With Jesus, you’ve got to eliminate “just” from your vocabulary—just a good teacher, just a great moral leader, just a respected prophet, just a great figure of history The real, Biblical Jesus pulled those options off the table. Nope—he was who he, himself, said he was: God the Son, Second Person of the Holy Trinity. When you examine the evidence, you cannot honestly accept any other possibility.
The Journey: Mark 2:5-7
Jesus said to the paralyzed man, “My child, your sins are forgiven.” But some of the teachers of religious law who were sitting there thought to themselves, “What is he saying? This is blasphemy! Only God can forgive sins!”
“Who is Jesus, really?” That’s a great question. In fact, it is the question of questions—a question that every human being will have to answer in this life, or in the next. Here is what I believe about Jesus:
I believe in his deity, in his virgin birth, in his sinless life, in his miracles, in his vicarious and atoning death through the blood he shed on the cross, in his bodily resurrection from the dead, in his ascension to the right hand of the Father, and in his personal return in power and glory one day—hopefully very soon.
Now where did I come up with all those outlandish assertions about Jesus? Well, from Jesus himself. Throughout the Gospels, he made some pretty outrageous claims about himself—including the one quoted above from Mark 2:5-7 when he told the paralyzed man that his sins were forgiven.
Jesus was clearly claiming divine status, since only God has the standing to forgive sin. That’s what the teachers of the law were miffed about: “Only God can forgive sins!”, they said.
So how did Jesus respond to their challenge? He said, “Yeah, and your point is?” Then he healed the crippled man just to make his point:
“So I will prove to you that the Son of Man has the authority on earth to forgive sins.” Then Jesus turned to the paralyzed man and said, “Stand up, pick up your mat, and go home!” And the man jumped up, grabbed his mat, and walked out through the stunned onlookers. (Mark 2:10-12, NLT)
Now I would say that was a pretty convincing attribute of deity, wouldn’t you!
When you consider the claims Jesus made about himself, you’ve got to eliminate most of the nice-sounding, politically-correct things people say they believe about him. In other words, Jesus can’t be just a good teacher, just a great moral leader, just a respected prophet, just a great figure of history.

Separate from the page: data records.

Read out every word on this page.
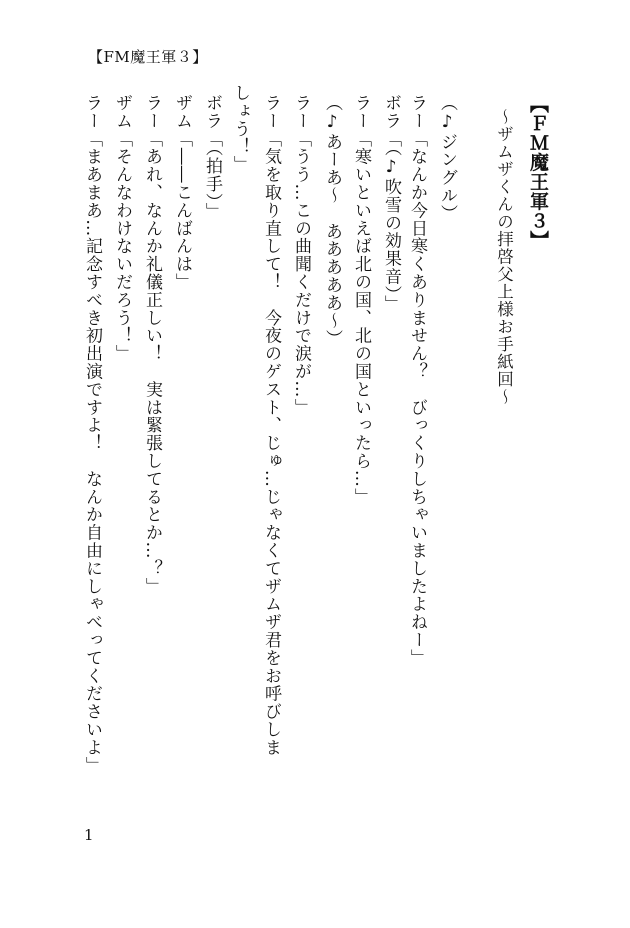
【FM魔王軍３】
【ＦＭ魔王軍３】
～ザムザくんの拝啓父上様お手紙回～
（♪ジングル）
ラー「なんか今日寒くありません？　びっくりしちゃいましたよねー」
ボラ「（♪吹雪の効果音）」
ラー「寒いといえば北の国、北の国といったら…」
（♪あーあ～　あああああ～）
ラー「うう…この曲聞くだけで涙が…」
ラー「気を取り直して！　今夜のゲスト、じゅ…じゃなくてザムザ君をお呼びしま
しょう！」
ボラ「（拍手）」
ザム「――こんばんは」
ラー「あれ、なんか礼儀正しい！　実は緊張してるとか…？」
ザム「そんなわけないだろう！」
ラー「まあまあ…記念すべき初出演ですよ！　なんか自由にしゃべってくださいよ」
1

With Jesus, you’ve got to eliminate “just” from your vocabulary. The real, Biblical Jesus pulled those options off the table. Nope—he was who he, himself, said he was: God the Son, Second Person of the Holy Trinity. When you examine the evidence, you cannot honestly accept any other possibility. As C.S. Lewis argued,
The discrepancy between the depth and sanity of his moral teaching and the rampant megalomania which must lie behind his theological teaching unless he is indeed God has never been satisfactorily got over.
The most important piece of evidence to me, however, is that of untold millions, if not billions of people, who have experienced dramatic life-changes over the past 2,000 years because of this man who proved himself to be God. And I was one of them. Like the paralyzed man, I, too, was healed and forgiven. I have been forever changed by Jesus—and I will be eternally grateful!
Yep—no doubt about it: Jesus is God!